Confira a entrevista com Marcelino Granja e Márcia Souto:
O governo do Estado tomou a decisão de não trazer para as programações dos grandes ciclos de eventos culturais determinados tipos de atrações munsicais. Representantes de diferentes estilos, identificados de maneira genérica pelo termo 'brega', protestaram, e recentemente a Alepe aprovou uma lei que inclui o brega na lista de expressões culturais genuinamente pernambucanas. A Secretaria de Cultura vai rever sua postura e incluir esses artistas nas programações?
Marcelino Granja - Não vai mudar a política cultural. É preciso compreender que a política cultural não é baseada no formalismo legal, numa regulação de leis. Debater o que é uma linguagem cultural, o que é bom ou ruim, não há lei no mundo que vá resolver o problema, porque nós estamos tratando da pura subjetividade humana. Nós vemos aqui uma discussão muito intensa que é permanente, não tem como resolver por lei.
Mas o governo, de forma objetiva e documental, através da convocatória, barrou este tipo de música em suas programações.
Marcelino Granja - Não. O governo disse apenas que a nossa contratação, com recurso público, para os ciclos, não consideraria a disponibilidade de recurso para determinadas linguagens da música. Tão somente isso. Não fizemos juízo de valor, não dissemos que brega ou funk não são música popular. É evidente que é musica popular, mas duvido que uma lei ou uma universidade sejam capazes de definir algo que seja minimamente consensual a respeito do que é brega. Ao mesmo tempo, todos sabem do que estamos tratando.
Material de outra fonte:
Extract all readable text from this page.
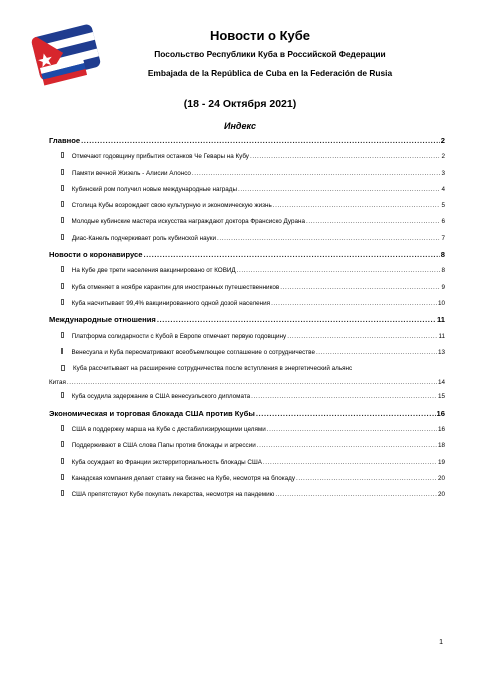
Новости о Кубе
Посольство Республики Куба в Российской Федерации
Embajada de la República de Cuba en la Federación de Rusia
(18 - 24 Октября 2021)
Индекс
Главное .....	2
Отмечают годовщину прибытия останков Че Гевары на Кубу .....	2
Памяти вечной Жизель - Алисии Алонсо .....	3
Кубинский ром получил новые международные награды .....	4
Столица Кубы возрождает свою культурную и экономическую жизнь .....	5
Молодые кубинские мастера искусства награждают доктора Франсиско Дурана .....	6
Диас-Канель подчеркивает роль кубинской науки .....	7
Новости о коронавирусе .....	8
На Кубе две трети населения вакцинировано от КОВИД .....	8
Куба отменяет в ноябре карантин для иностранных путешественников .....	9
Куба насчитывает 99,4% вакцинированного одной дозой населения .....	10
Международные отношения .....	11
Платформа солидарности с Кубой в Европе отмечает первую годовщину .....	11
Венесуэла и Куба пересматривают всеобъемлющее соглашение о сотрудничестве .....	13
Куба рассчитывает на расширение сотрудничества после вступления в энергетический альянс
Китая .....	14
Куба осудила задержание в США венесуэльского дипломата .....	15
Экономическая и торговая блокада США против Кубы .....	16
США в поддержку марша на Кубе с дестабилизирующими целями .....	16
Поддерживают в США слова Папы против блокады и агрессии .....	18
Куба осуждает во Франции экстерриториальность блокады США .....	19
Канадская компания делает ставку на бизнес на Кубе, несмотря на блокаду .....	20
США препятствуют Кубе покупать лекарства, несмотря на пандемию .....	20
1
Essa lei então não muda nada para este ciclo do São João, que se aproxima?
Marcelino Granja - Não muda nada. Nem para esse nem para os outros ciclos.
Márcia Souto - A intenção da Secretaria não é excluir, mas valorizar a música e as tradições daquele ciclo. O brega, por exemplo, tem um período específico que toca no ano? Não. Mas o frevo tem. Ele faz parte da formação do nosso povo, na dança, na expressão cultural, na história do povo pernambucano. O frevo está vinculado a Pernambuco. O que a gente quer garantir é a valorização das tradições dos ciclos. É por isso que a gente vai dar prioridade à cultura popular, ao frevo, à música da tradição. É isso que está colocado, não há nenhuma exclusão do brega ou do funk. Uma coisa é a música, o estilo brega, outra coisa é a música que comete crimes de racismo, de homofobia. Essa daí não é contratada por nós em época nenhuma. Independentemente de ser brega, ou samba, ou o que for. Esse tipo de agressão a gente não contrata. O que a gente percebia era que muitas vezes o palco em que a gente precisava mostrar nossa tradição era ocupado por outros ritmos. E cabe ao poder público dar esse direcionamento também. A gente tem a obrigação como poder público de garantir a tradição do ciclo. O frevo, por exemplo, é patrimônio da humanidade. Cabe ao governo de Pernambuco ser o principal responsável por garantir a preservação dessa tradição. No São João também nós temos os melhores artistas nessa área, então não é um problema de exclusão, mas de dar um direcionamento correto para a preservação da tradição cultural do Estado.
Não estaria o governo ignorando uma expressão cultural popular contemporânea, ou tendo uma visão engessada do que é cultura?
Marcelino Granja – O brega é um valor cultural, isso é óbvio. Não está se discutindo isso. Outra coisa é dizermos que vamos deixar de priorizar o forró no São João, por exemplo. O gestor público pode sim dizer: 'O brega toca o ano todo. É mais beneficiado pela indústria cultural de massa, tem muito mais empresários botando dinheiro neles, as rádios resolveram tocar eles, isso faz parte da estratégia de certa dominação político-ideológica porque não desenvolve o espírito crítico'. E eu digo. Nós vamos sim ter escolhas e não vai ter nenhuma lei no âmbito da cultura que impeça essas escolhas porque isso é impossível.